Walking with Jack by Don J. Snyder

Walking with Jack by Don J. Snyder

Author:Don J. Snyder [Snyder, Don J.]
Language: eng
Format: epub
ISBN: 978-0-385-53636-3
Publisher: Knopf Doubleday Publishing Group
Published: 2013-05-14T04:00:00+00:00


SEPTEMBER 30, 2011

Of all things, my friend Charlie Woodworth invited me to play golf at the Country Club today. It was a summer day in Brookline. We had spoken for a couple of years about meeting up there, but one thing or another had always derailed our plans. He’d called me almost every day since I told him about Buddy’s death, and I knew that he had reserved this round of golf in his busy schedule to try to lift my spirits.

I don’t remember the drive down at all. I just kept thinking that a week had already passed since the wake, when I’d held Cara at the casket.

On the practice range we met the two fellows whom we would compete against in match play. John, from England, and Rob, from Houston, who couldn’t have been more welcoming. Charlie had told Rob that Jack and I would be there all winter on the tour, and he didn’t hesitate to offer up the names of some people in the city who might help us. I didn’t hear the names. I just stood there nodding like an idiot and thanking him.

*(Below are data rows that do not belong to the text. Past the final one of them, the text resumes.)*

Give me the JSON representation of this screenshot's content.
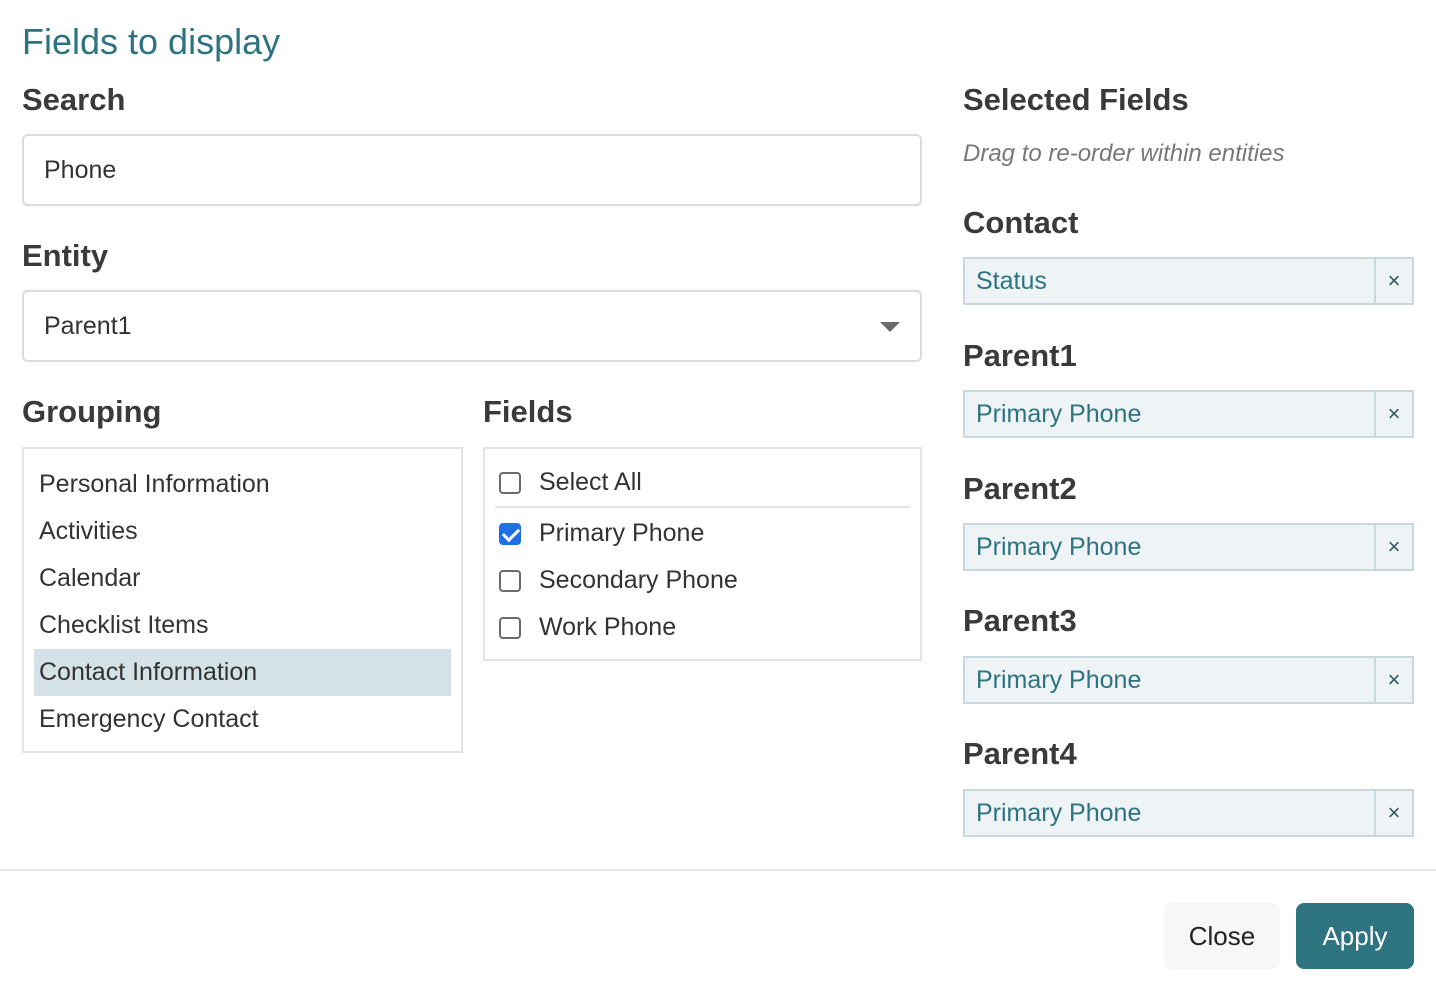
{
  "dialog": {
    "title": "Fields to display"
  },
  "search": {
    "label": "Search",
    "value": "Phone"
  },
  "entity": {
    "label": "Entity",
    "selected": "Parent1"
  },
  "grouping": {
    "label": "Grouping",
    "items": [
      {
        "label": "Personal Information",
        "active": false
      },
      {
        "label": "Activities",
        "active": false
      },
      {
        "label": "Calendar",
        "active": false
      },
      {
        "label": "Checklist Items",
        "active": false
      },
      {
        "label": "Contact Information",
        "active": true
      },
      {
        "label": "Emergency Contact",
        "active": false
      }
    ]
  },
  "fields": {
    "label": "Fields",
    "select_all": {
      "label": "Select All",
      "checked": false
    },
    "items": [
      {
        "label": "Primary Phone",
        "checked": true
      },
      {
        "label": "Secondary Phone",
        "checked": false
      },
      {
        "label": "Work Phone",
        "checked": false
      }
    ]
  },
  "selected": {
    "title": "Selected Fields",
    "subtitle": "Drag to re-order within entities",
    "groups": [
      {
        "entity": "Contact",
        "field": "Status"
      },
      {
        "entity": "Parent1",
        "field": "Primary Phone"
      },
      {
        "entity": "Parent2",
        "field": "Primary Phone"
      },
      {
        "entity": "Parent3",
        "field": "Primary Phone"
      },
      {
        "entity": "Parent4",
        "field": "Primary Phone"
      }
    ],
    "remove_symbol": "×"
  },
  "footer": {
    "close_label": "Close",
    "apply_label": "Apply"
  },
  "colors": {
    "accent": "#2e7380",
    "active_row": "#d4e1e6",
    "chip_bg": "#eef3f5",
    "checkbox": "#1f6fe5"
  }
}
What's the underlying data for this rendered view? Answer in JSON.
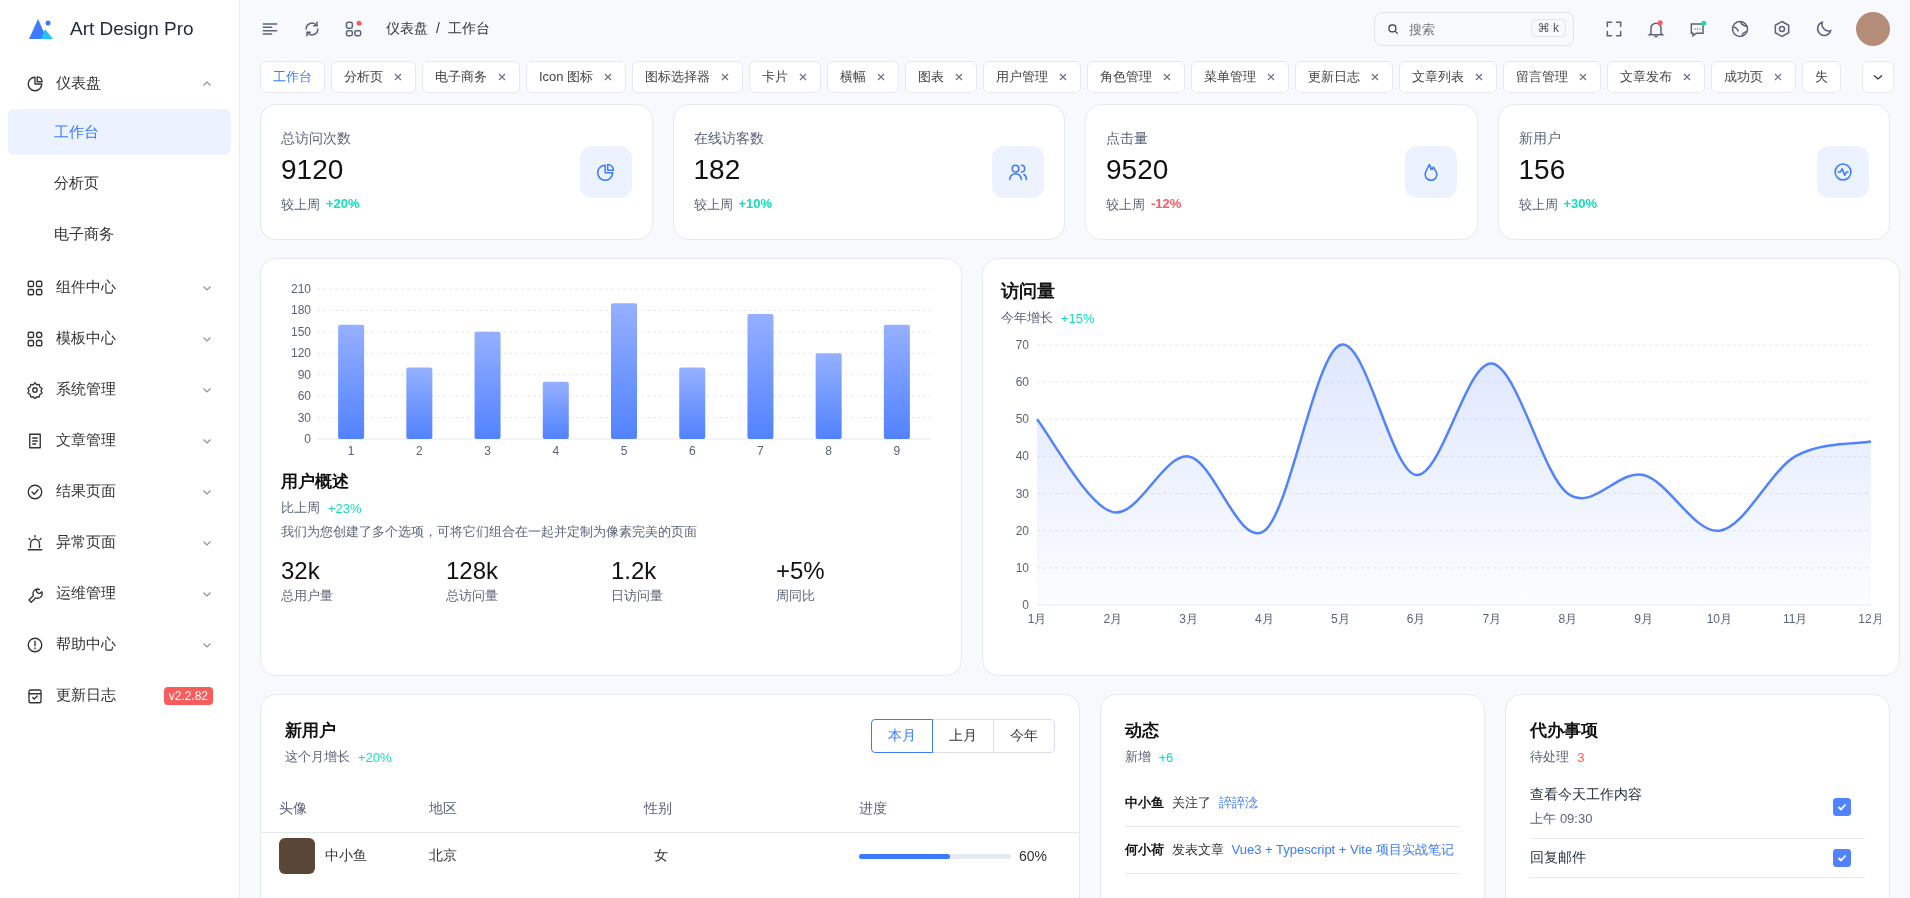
{
  "brand": {
    "name": "Art Design Pro"
  },
  "sidebar": {
    "items": [
      {
        "label": "仪表盘",
        "kind": "group",
        "expanded": true,
        "children": [
          {
            "label": "工作台",
            "selected": true
          },
          {
            "label": "分析页",
            "selected": false
          },
          {
            "label": "电子商务",
            "selected": false
          }
        ]
      },
      {
        "label": "组件中心",
        "kind": "group",
        "expanded": false
      },
      {
        "label": "模板中心",
        "kind": "group",
        "expanded": false
      },
      {
        "label": "系统管理",
        "kind": "group",
        "expanded": false
      },
      {
        "label": "文章管理",
        "kind": "group",
        "expanded": false
      },
      {
        "label": "结果页面",
        "kind": "group",
        "expanded": false
      },
      {
        "label": "异常页面",
        "kind": "group",
        "expanded": false
      },
      {
        "label": "运维管理",
        "kind": "group",
        "expanded": false
      },
      {
        "label": "帮助中心",
        "kind": "group",
        "expanded": false
      },
      {
        "label": "更新日志",
        "kind": "link",
        "badge": "v2.2.82"
      }
    ]
  },
  "header": {
    "breadcrumb": [
      "仪表盘",
      "工作台"
    ],
    "separator": "/",
    "search": {
      "placeholder": "搜索",
      "shortcut": "⌘ k"
    }
  },
  "tabs": [
    {
      "label": "工作台",
      "selected": true,
      "closable": false
    },
    {
      "label": "分析页",
      "selected": false,
      "closable": true
    },
    {
      "label": "电子商务",
      "selected": false,
      "closable": true
    },
    {
      "label": "Icon 图标",
      "selected": false,
      "closable": true
    },
    {
      "label": "图标选择器",
      "selected": false,
      "closable": true
    },
    {
      "label": "卡片",
      "selected": false,
      "closable": true
    },
    {
      "label": "横幅",
      "selected": false,
      "closable": true
    },
    {
      "label": "图表",
      "selected": false,
      "closable": true
    },
    {
      "label": "用户管理",
      "selected": false,
      "closable": true
    },
    {
      "label": "角色管理",
      "selected": false,
      "closable": true
    },
    {
      "label": "菜单管理",
      "selected": false,
      "closable": true
    },
    {
      "label": "更新日志",
      "selected": false,
      "closable": true
    },
    {
      "label": "文章列表",
      "selected": false,
      "closable": true
    },
    {
      "label": "留言管理",
      "selected": false,
      "closable": true
    },
    {
      "label": "文章发布",
      "selected": false,
      "closable": true
    },
    {
      "label": "成功页",
      "selected": false,
      "closable": true
    },
    {
      "label": "失",
      "selected": false,
      "closable": false
    }
  ],
  "stats": [
    {
      "title": "总访问次数",
      "value": "9120",
      "compare_label": "较上周",
      "change": "+20%",
      "color": "#13deb9"
    },
    {
      "title": "在线访客数",
      "value": "182",
      "compare_label": "较上周",
      "change": "+10%",
      "color": "#13deb9"
    },
    {
      "title": "点击量",
      "value": "9520",
      "compare_label": "较上周",
      "change": "-12%",
      "color": "#fa5c5c"
    },
    {
      "title": "新用户",
      "value": "156",
      "compare_label": "较上周",
      "change": "+30%",
      "color": "#13deb9"
    }
  ],
  "overview": {
    "chart_data": {
      "type": "bar",
      "categories": [
        "1",
        "2",
        "3",
        "4",
        "5",
        "6",
        "7",
        "8",
        "9"
      ],
      "values": [
        160,
        100,
        150,
        80,
        190,
        100,
        175,
        120,
        160
      ],
      "ylim": [
        0,
        210
      ],
      "yticks": [
        0,
        30,
        60,
        90,
        120,
        150,
        180,
        210
      ],
      "grid": true
    },
    "title": "用户概述",
    "compare_label": "比上周",
    "change": "+23%",
    "description": "我们为您创建了多个选项，可将它们组合在一起并定制为像素完美的页面",
    "metrics": [
      {
        "value": "32k",
        "label": "总用户量"
      },
      {
        "value": "128k",
        "label": "总访问量"
      },
      {
        "value": "1.2k",
        "label": "日访问量"
      },
      {
        "value": "+5%",
        "label": "周同比"
      }
    ]
  },
  "visits": {
    "title": "访问量",
    "subtitle": "今年增长",
    "change": "+15%",
    "chart_data": {
      "type": "area",
      "categories": [
        "1月",
        "2月",
        "3月",
        "4月",
        "5月",
        "6月",
        "7月",
        "8月",
        "9月",
        "10月",
        "11月",
        "12月"
      ],
      "values": [
        50,
        25,
        40,
        20,
        70,
        35,
        65,
        30,
        35,
        20,
        40,
        44
      ],
      "ylim": [
        0,
        70
      ],
      "yticks": [
        0,
        10,
        20,
        30,
        40,
        50,
        60,
        70
      ],
      "grid": true
    }
  },
  "new_users": {
    "title": "新用户",
    "subtitle": "这个月增长",
    "change": "+20%",
    "periods": [
      {
        "label": "本月",
        "selected": true
      },
      {
        "label": "上月",
        "selected": false
      },
      {
        "label": "今年",
        "selected": false
      }
    ],
    "columns": [
      "头像",
      "地区",
      "性别",
      "进度"
    ],
    "rows": [
      {
        "name": "中小鱼",
        "region": "北京",
        "gender": "女",
        "level": 0.6,
        "progress": "60%"
      }
    ]
  },
  "activity": {
    "title": "动态",
    "subtitle": "新增",
    "change": "+6",
    "items": [
      {
        "user": "中小鱼",
        "action": "关注了",
        "target": "誶誶淰"
      },
      {
        "user": "何小荷",
        "action": "发表文章",
        "target": "Vue3 + Typescript + Vite 项目实战笔记"
      }
    ]
  },
  "todos": {
    "title": "代办事项",
    "subtitle": "待处理",
    "count": "3",
    "items": [
      {
        "text": "查看今天工作内容",
        "time": "上午 09:30",
        "checked": true
      },
      {
        "text": "回复邮件",
        "checked": true
      }
    ]
  }
}
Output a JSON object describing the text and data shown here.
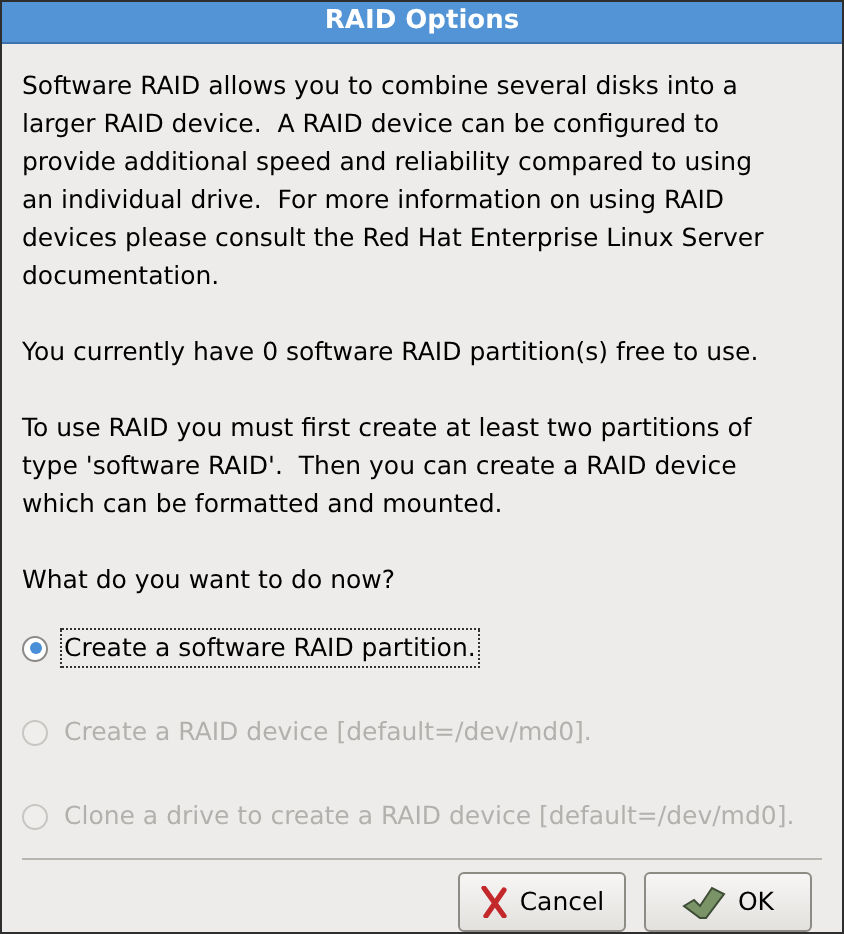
{
  "window": {
    "title": "RAID Options"
  },
  "paragraphs": [
    "Software RAID allows you to combine several disks into a\nlarger RAID device.  A RAID device can be configured to\nprovide additional speed and reliability compared to using\nan individual drive.  For more information on using RAID\ndevices please consult the Red Hat Enterprise Linux Server\ndocumentation.",
    "You currently have 0 software RAID partition(s) free to use.",
    "To use RAID you must first create at least two partitions of\ntype 'software RAID'.  Then you can create a RAID device\nwhich can be formatted and mounted.",
    "What do you want to do now?"
  ],
  "options": [
    {
      "label": "Create a software RAID partition.",
      "selected": true,
      "disabled": false,
      "focused": true
    },
    {
      "label": "Create a RAID device [default=/dev/md0].",
      "selected": false,
      "disabled": true,
      "focused": false
    },
    {
      "label": "Clone a drive to create a RAID device [default=/dev/md0].",
      "selected": false,
      "disabled": true,
      "focused": false
    }
  ],
  "buttons": [
    {
      "label": "Cancel",
      "kind": "cancel"
    },
    {
      "label": "OK",
      "kind": "ok"
    }
  ]
}
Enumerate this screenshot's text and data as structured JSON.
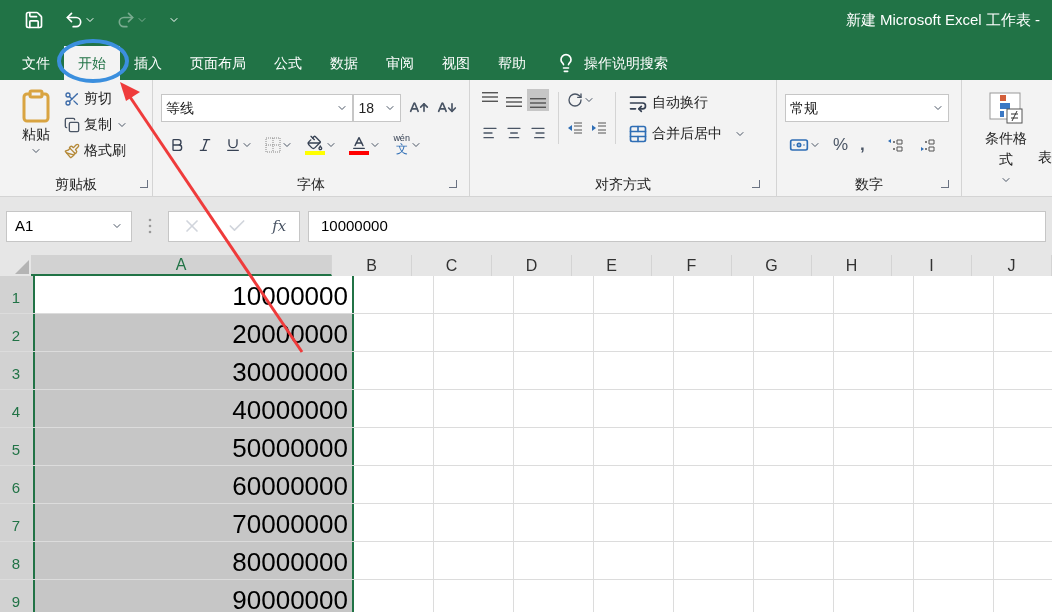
{
  "window": {
    "title": "新建 Microsoft Excel 工作表 -"
  },
  "tabs": [
    {
      "label": "文件",
      "selected": false
    },
    {
      "label": "开始",
      "selected": true
    },
    {
      "label": "插入",
      "selected": false
    },
    {
      "label": "页面布局",
      "selected": false
    },
    {
      "label": "公式",
      "selected": false
    },
    {
      "label": "数据",
      "selected": false
    },
    {
      "label": "审阅",
      "selected": false
    },
    {
      "label": "视图",
      "selected": false
    },
    {
      "label": "帮助",
      "selected": false
    }
  ],
  "tell_me": "操作说明搜索",
  "clipboard": {
    "paste": "粘贴",
    "cut": "剪切",
    "copy": "复制",
    "format_painter": "格式刷",
    "group": "剪贴板"
  },
  "font": {
    "name": "等线",
    "size": "18",
    "phonetic_top": "wén",
    "phonetic_bottom": "文",
    "group": "字体"
  },
  "alignment": {
    "wrap": "自动换行",
    "merge": "合并后居中",
    "group": "对齐方式"
  },
  "number": {
    "format": "常规",
    "percent": "%",
    "comma": ",",
    "group": "数字"
  },
  "styles": {
    "conditional": "条件格式",
    "cut_label": "表"
  },
  "formula_bar": {
    "name_box": "A1",
    "fx": "fx",
    "value": "10000000"
  },
  "columns": [
    {
      "label": "A",
      "selected": true
    },
    {
      "label": "B",
      "selected": false
    },
    {
      "label": "C",
      "selected": false
    },
    {
      "label": "D",
      "selected": false
    },
    {
      "label": "E",
      "selected": false
    },
    {
      "label": "F",
      "selected": false
    },
    {
      "label": "G",
      "selected": false
    },
    {
      "label": "H",
      "selected": false
    },
    {
      "label": "I",
      "selected": false
    },
    {
      "label": "J",
      "selected": false
    }
  ],
  "rows": [
    {
      "number": "1",
      "value": "10000000",
      "active": true
    },
    {
      "number": "2",
      "value": "20000000",
      "active": false
    },
    {
      "number": "3",
      "value": "30000000",
      "active": false
    },
    {
      "number": "4",
      "value": "40000000",
      "active": false
    },
    {
      "number": "5",
      "value": "50000000",
      "active": false
    },
    {
      "number": "6",
      "value": "60000000",
      "active": false
    },
    {
      "number": "7",
      "value": "70000000",
      "active": false
    },
    {
      "number": "8",
      "value": "80000000",
      "active": false
    },
    {
      "number": "9",
      "value": "90000000",
      "active": false
    }
  ]
}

Then I was alone with my clubs, which I had used twice in the past year. I took out my pitching wedge and dropped two balls at my feet. As I went through a few swings to loosen up, I glanced past the starter’s hut, across the lawn, to the caddie shed, painted that dark green of summer cottages, where a few boys drowsed in the warm sunlight, their morning newspapers in their laps, like well-heeled pensioners rather than refugees from the economy that had most certainly left them behind long ago. The thought ran through my mind that I would give almost anything to be caddying this morning instead of playing.

I stepped up to the first ball, locked the wedge across the palm of my left hand, took aim at the hundred-yard flag, and swung. The ball sailed high, then dropped out of the sky, hitting the stick squarely on the way down with a dull clank. A few of the other golfers to my right looked up. My second shot sailed off on an identical flight path, landed about five feet in front of the pin, then rattled it solidly on one bounce, with roughly the same clank. It was enough to make me think that Charlie was right, a round of golf was just what I needed.

But it was not meant to be of course. I played like an orphaned dog, struggling to find my way right from the first hooked tee shot. Characteristic of most people who play when their heart is not in the game, I missed all the easy shots and then somehow pulled off a couple of miraculous ones.

Charlie was standing beside me on the 11th tee, an endless par-5 carved like a dream through a valley of towering shade trees and rock outcroppings. I was trying to remember something that had transpired since those two wedge shots on the range, but all I could think of was Cara and her Buddy.